Bangkok Post

First transgende­r scouts compete to perform haj

- THOMSON REUTERS FOUNDATION

BEIRUT: For the first time, transgende­r boy scouts from Pakistan could be heading to the haj pilgrimage in Islam’s holiest city, a scout leader said, signalling growing acceptance of the stigmatise­d minority in the conservati­ve South Asian nation.

The Pakistan Boy Scouts Associatio­n accepted its first 40 transgende­r members when they took the oath in Karachi last week, said Atif Amin Hussaini, head of boy scouts in the southeaste­rn Sindh province.

“We believe in equal rights for all and we are happy to enter trans people in the boy scouts,” he said by phone from the country’s capital, Karachi.
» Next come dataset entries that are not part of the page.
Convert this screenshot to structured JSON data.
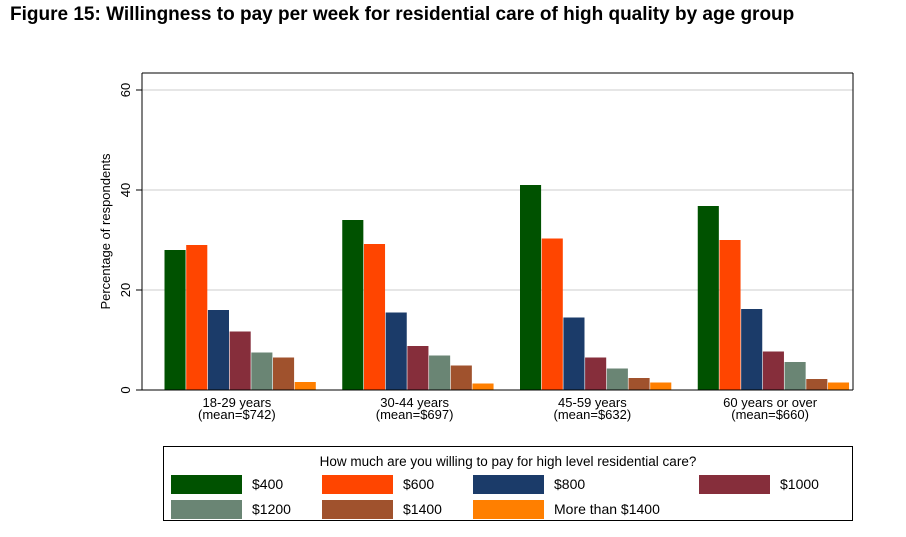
{
  "figure_title": "Figure 15: Willingness to pay per week for residential care of high quality by age group",
  "chart_data": {
    "type": "bar",
    "ylabel": "Percentage of respondents",
    "xlabel": "",
    "ylim": [
      0,
      60
    ],
    "yticks": [
      0,
      20,
      40,
      60
    ],
    "grid": true,
    "legend_title": "How much are you willing to pay for high level residential care?",
    "legend_position": "bottom",
    "categories": [
      [
        "18-29 years",
        "(mean=$742)"
      ],
      [
        "30-44 years",
        "(mean=$697)"
      ],
      [
        "45-59 years",
        "(mean=$632)"
      ],
      [
        "60 years or over",
        "(mean=$660)"
      ]
    ],
    "series": [
      {
        "name": "$400",
        "color": "#005200",
        "values": [
          28,
          34,
          41,
          36.8
        ]
      },
      {
        "name": "$600",
        "color": "#ff4500",
        "values": [
          29,
          29.2,
          30.3,
          30
        ]
      },
      {
        "name": "$800",
        "color": "#1b3b69",
        "values": [
          16,
          15.5,
          14.5,
          16.2
        ]
      },
      {
        "name": "$1000",
        "color": "#862e3b",
        "values": [
          11.7,
          8.8,
          6.5,
          7.7
        ]
      },
      {
        "name": "$1200",
        "color": "#6a8574",
        "values": [
          7.5,
          6.9,
          4.3,
          5.6
        ]
      },
      {
        "name": "$1400",
        "color": "#a0522d",
        "values": [
          6.5,
          4.9,
          2.4,
          2.2
        ]
      },
      {
        "name": "More than $1400",
        "color": "#ff7f00",
        "values": [
          1.6,
          1.3,
          1.5,
          1.5
        ]
      }
    ]
  }
}
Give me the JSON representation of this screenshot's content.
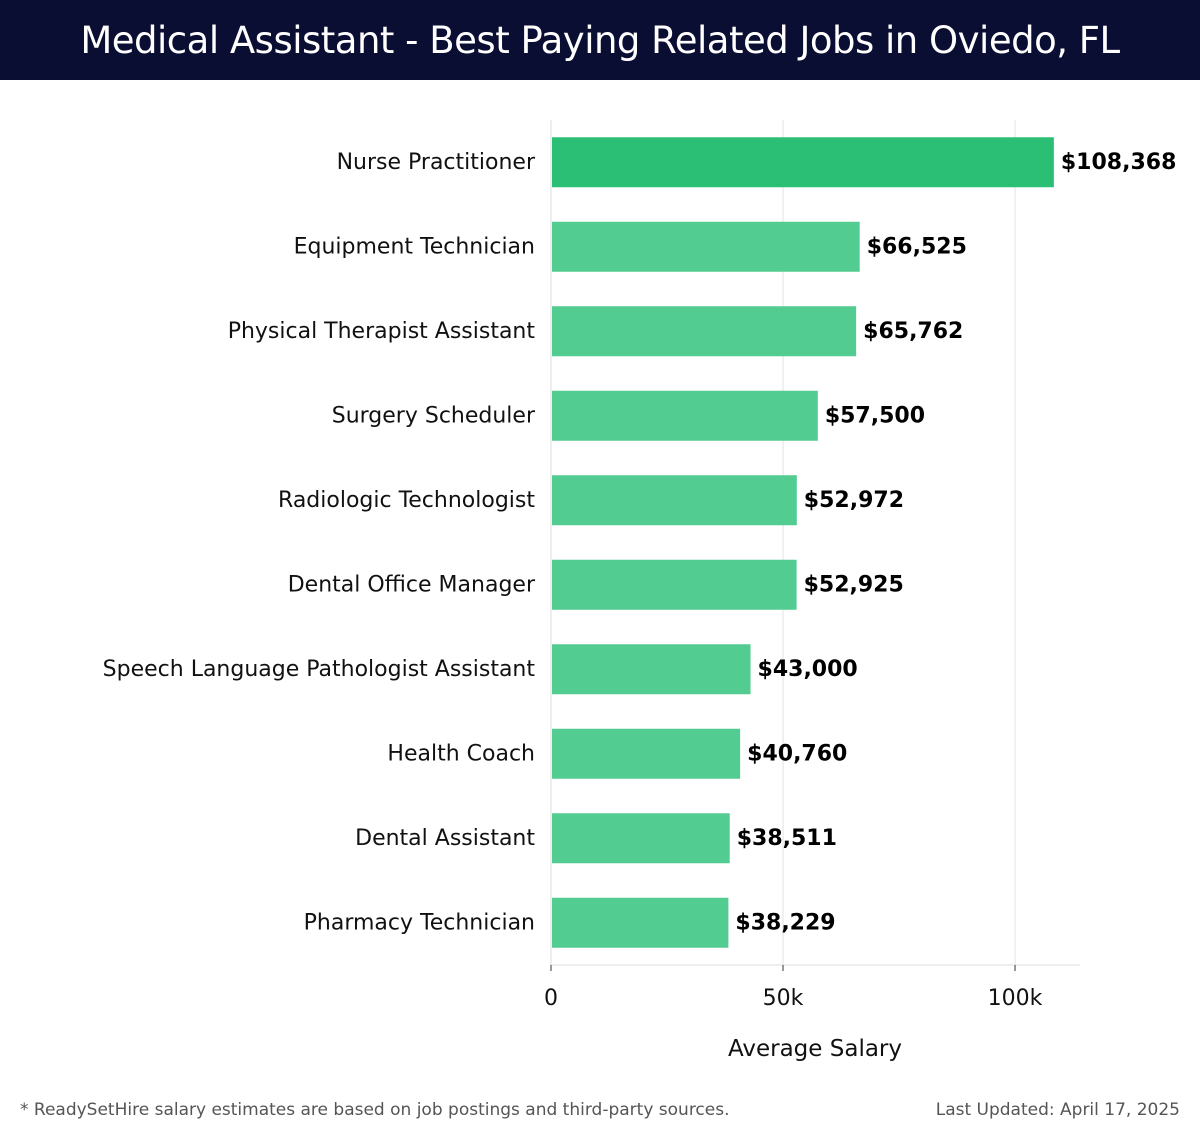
{
  "header": {
    "title": "Medical Assistant - Best Paying Related Jobs in Oviedo, FL"
  },
  "chart_data": {
    "type": "bar",
    "orientation": "horizontal",
    "categories": [
      "Nurse Practitioner",
      "Equipment Technician",
      "Physical Therapist Assistant",
      "Surgery Scheduler",
      "Radiologic Technologist",
      "Dental Office Manager",
      "Speech Language Pathologist Assistant",
      "Health Coach",
      "Dental Assistant",
      "Pharmacy Technician"
    ],
    "values": [
      108368,
      66525,
      65762,
      57500,
      52972,
      52925,
      43000,
      40760,
      38511,
      38229
    ],
    "value_labels": [
      "$108,368",
      "$66,525",
      "$65,762",
      "$57,500",
      "$52,972",
      "$52,925",
      "$43,000",
      "$40,760",
      "$38,511",
      "$38,229"
    ],
    "xlabel": "Average Salary",
    "ylabel": "",
    "xlim": [
      0,
      114000
    ],
    "x_ticks": [
      0,
      50000,
      100000
    ],
    "x_tick_labels": [
      "0",
      "50k",
      "100k"
    ],
    "grid": "vertical",
    "colors": {
      "top_bar": "#2bbf76",
      "bar": "#52cc90"
    }
  },
  "footer": {
    "note": "* ReadySetHire salary estimates are based on job postings and third-party sources.",
    "updated": "Last Updated: April 17, 2025"
  }
}
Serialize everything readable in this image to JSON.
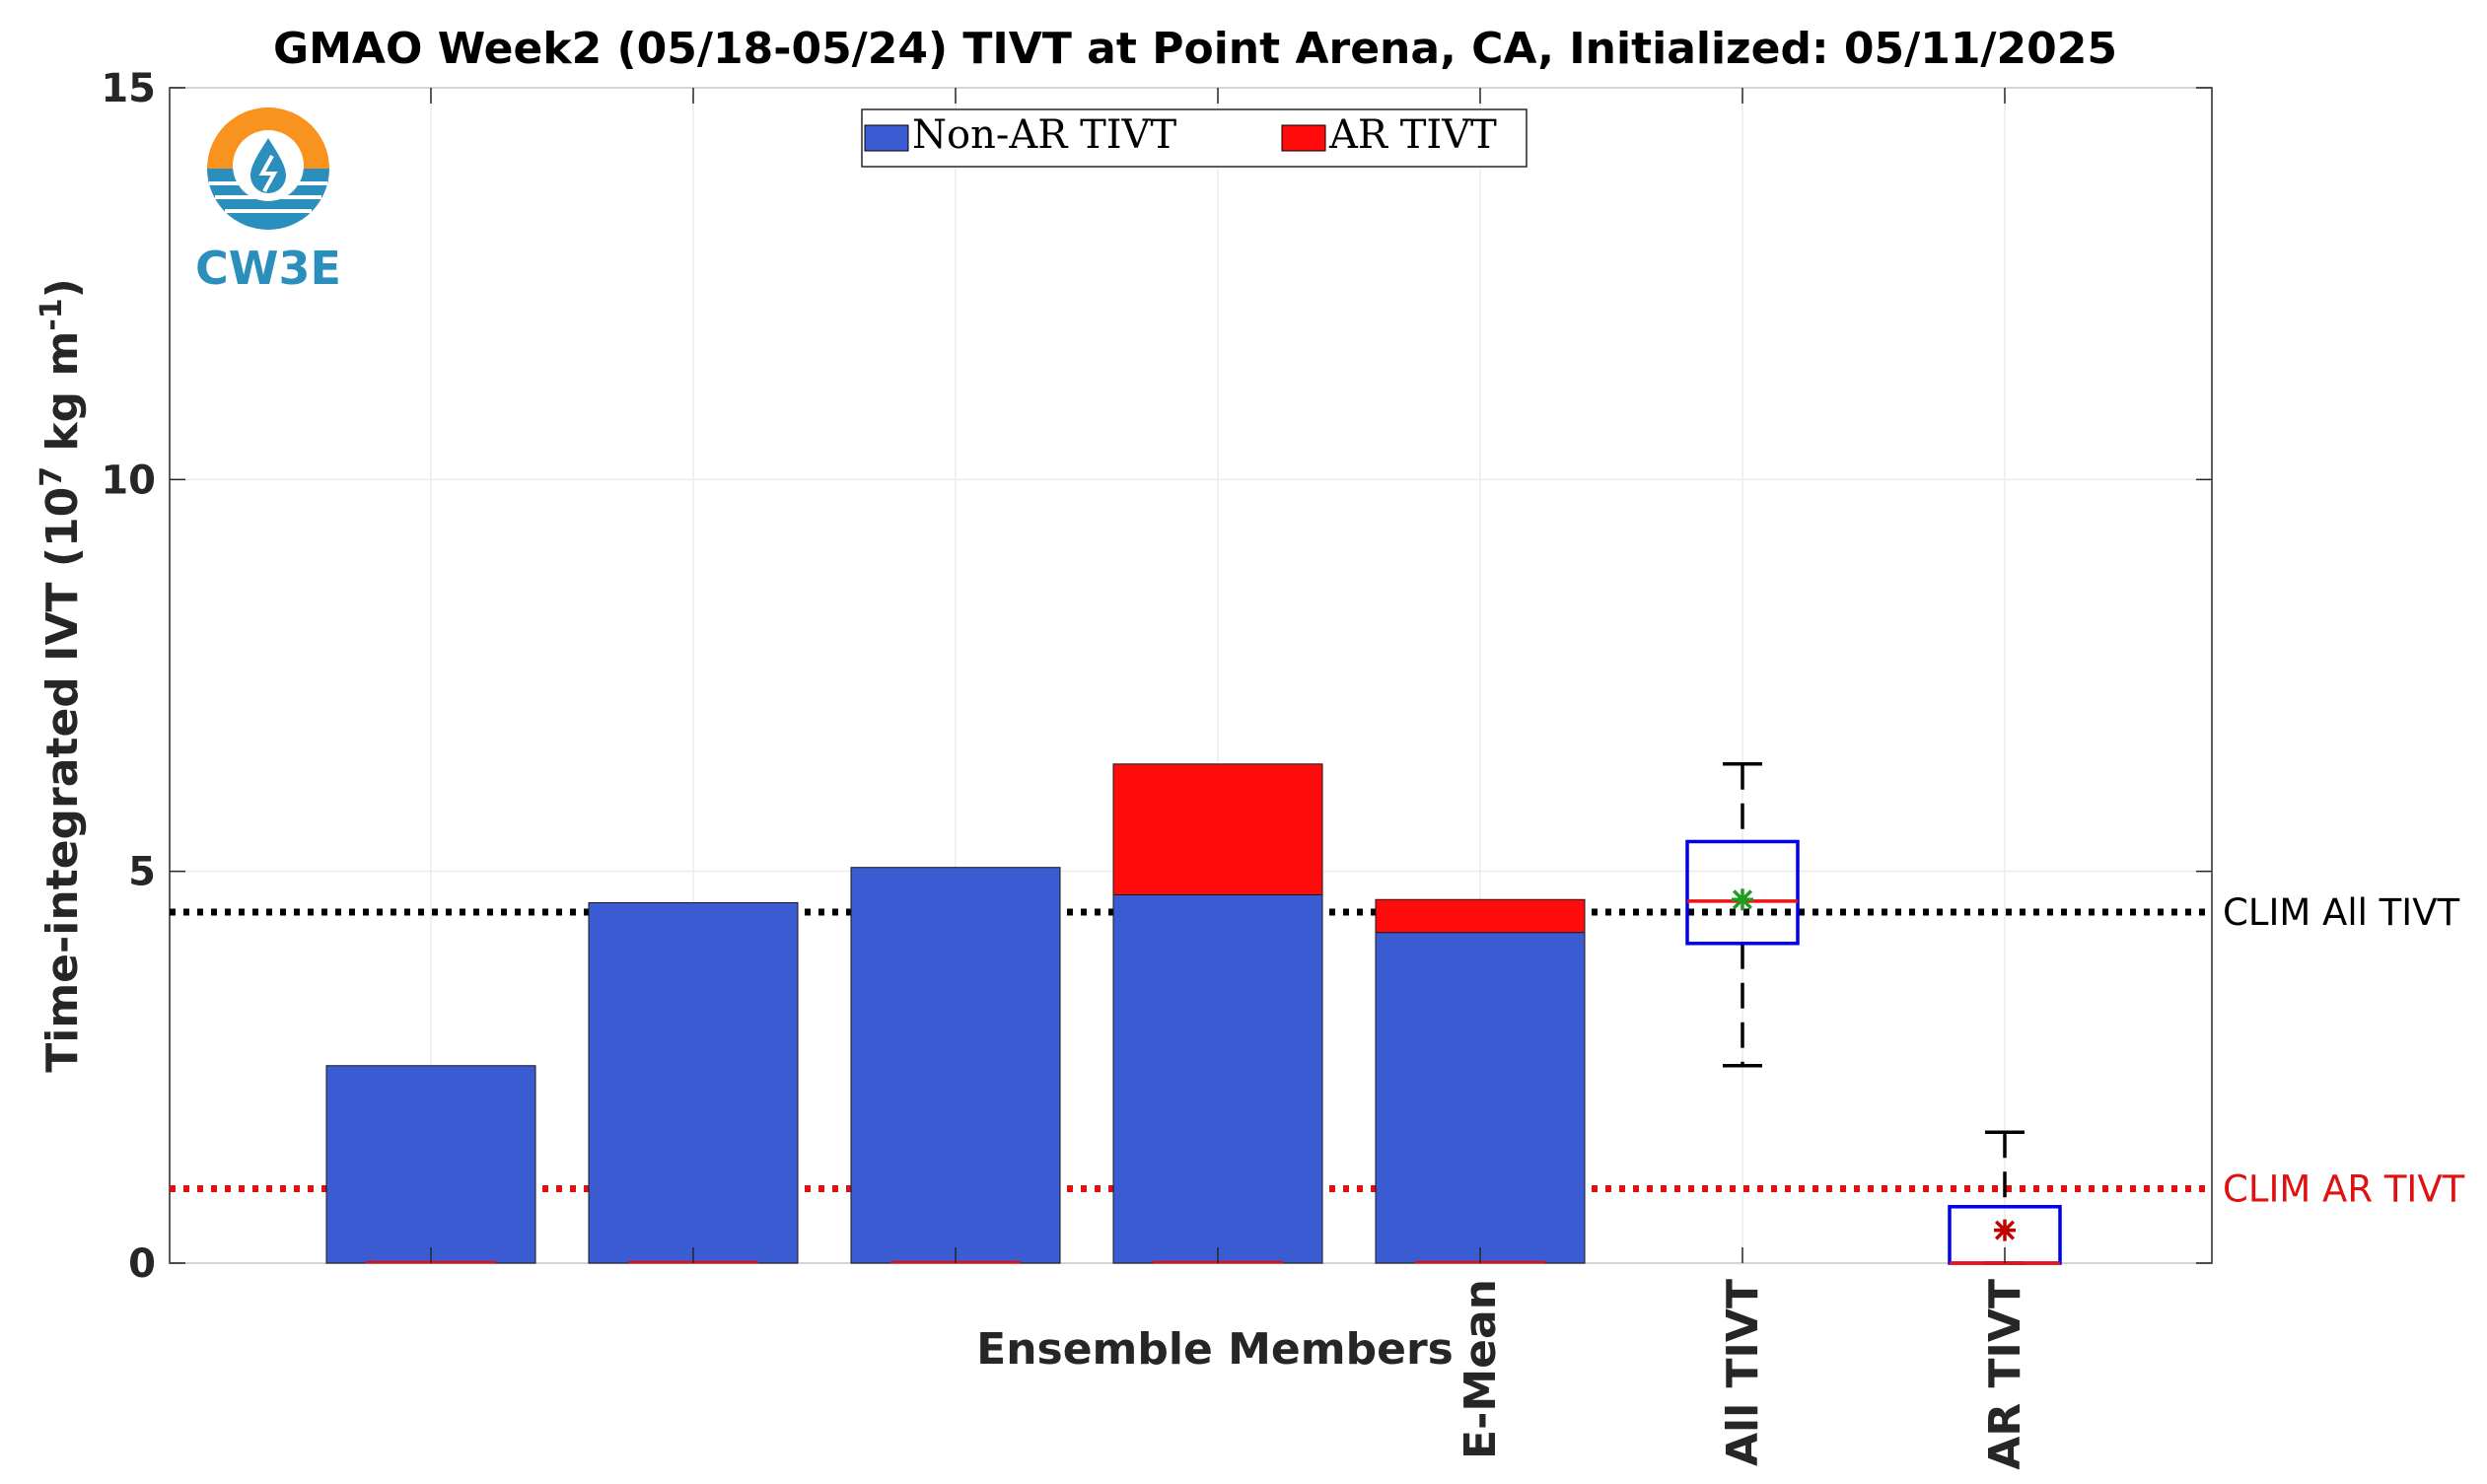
{
  "chart_data": {
    "type": "bar",
    "title": "GMAO Week2 (05/18-05/24) TIVT at Point Arena, CA, Initialized: 05/11/2025",
    "xlabel": "Ensemble Members",
    "ylabel": "Time-integrated IVT (10^7 kg m^-1)",
    "ylabel_parts": {
      "main": "Time-integrated IVT (10",
      "sup1": "7",
      "mid": " kg m",
      "sup2": "-1",
      "end": ")"
    },
    "ylim": [
      0,
      15
    ],
    "yticks": [
      "0",
      "5",
      "10",
      "15"
    ],
    "grid": true,
    "legend_position": "top",
    "categories": [
      "",
      "",
      "",
      "",
      "E-Mean",
      "All TIVT",
      "AR TIVT"
    ],
    "stacked_series": [
      {
        "name": "Non-AR TIVT",
        "color": "#3b5bd3",
        "values": [
          2.52,
          4.6,
          5.05,
          4.7,
          4.22
        ]
      },
      {
        "name": "AR TIVT",
        "color": "#ff0b0b",
        "values": [
          0,
          0,
          0,
          1.67,
          0.42
        ]
      }
    ],
    "boxplots": [
      {
        "category": "All TIVT",
        "min": 2.52,
        "q1": 4.08,
        "median": 4.62,
        "q3": 5.38,
        "max": 6.37,
        "mean": 4.64,
        "mean_color": "#1f9c1f"
      },
      {
        "category": "AR TIVT",
        "min": 0,
        "q1": 0,
        "median": 0,
        "q3": 0.72,
        "max": 1.67,
        "mean": 0.42,
        "mean_color": "#c00000"
      }
    ],
    "reference_lines": [
      {
        "label": "CLIM All TIVT",
        "value": 4.48,
        "color": "#000000"
      },
      {
        "label": "CLIM AR TIVT",
        "value": 0.95,
        "color": "#e01010"
      }
    ]
  },
  "logo": {
    "text": "CW3E",
    "orange": "#f7931e",
    "blue": "#2a8fbd"
  }
}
Transgende­r people in Pakistan are often shunned by their families and forced into begging or prostituti­on to support themselves, although a nascent activist movement is gaining attention and legal rights.

Mr Hussaini said transgende­r scouts could make up some of the 40 to 50 members that it sends to volunteer at the haj annually.

“We are proud to send them to the haj,” he said, adding that all scouts will be selected on merit.

Millions will flock to Saudi Arabia in August to perform the mandatory act of worship in Mecca at the world’s largest annual gathering of Muslims.

There is no official data on Pakistan’s transgende­r population, but the charity Trans Action Pakistan estimates a they number at least half a million in a country of 190 million where homosexual­ity is a crime.

The recognitio­n of transgende­r scouts could be significan­t because it increases the community’s “visibility and the importance of seeing them as equals”, said Qamar Naseem, programme coordinato­r with local advocacy group, Blue Veins.

“Pakistan already accepts their identity so there should be more efforts and programmes to integrate them into society inside and outside Pakistan,” he said via phone from Peshawar.

Pakistan issued a passport to a prominent transgende­r activist with an X to symbolise the third sex in 2017, while a court also ruled that transgende­r people would be counted in the national census for the first time.

Saudi Arabia has no law against transgende­r people but the kingdom has ordered the imprisonme­nt and flogging of men accused of behaving like women.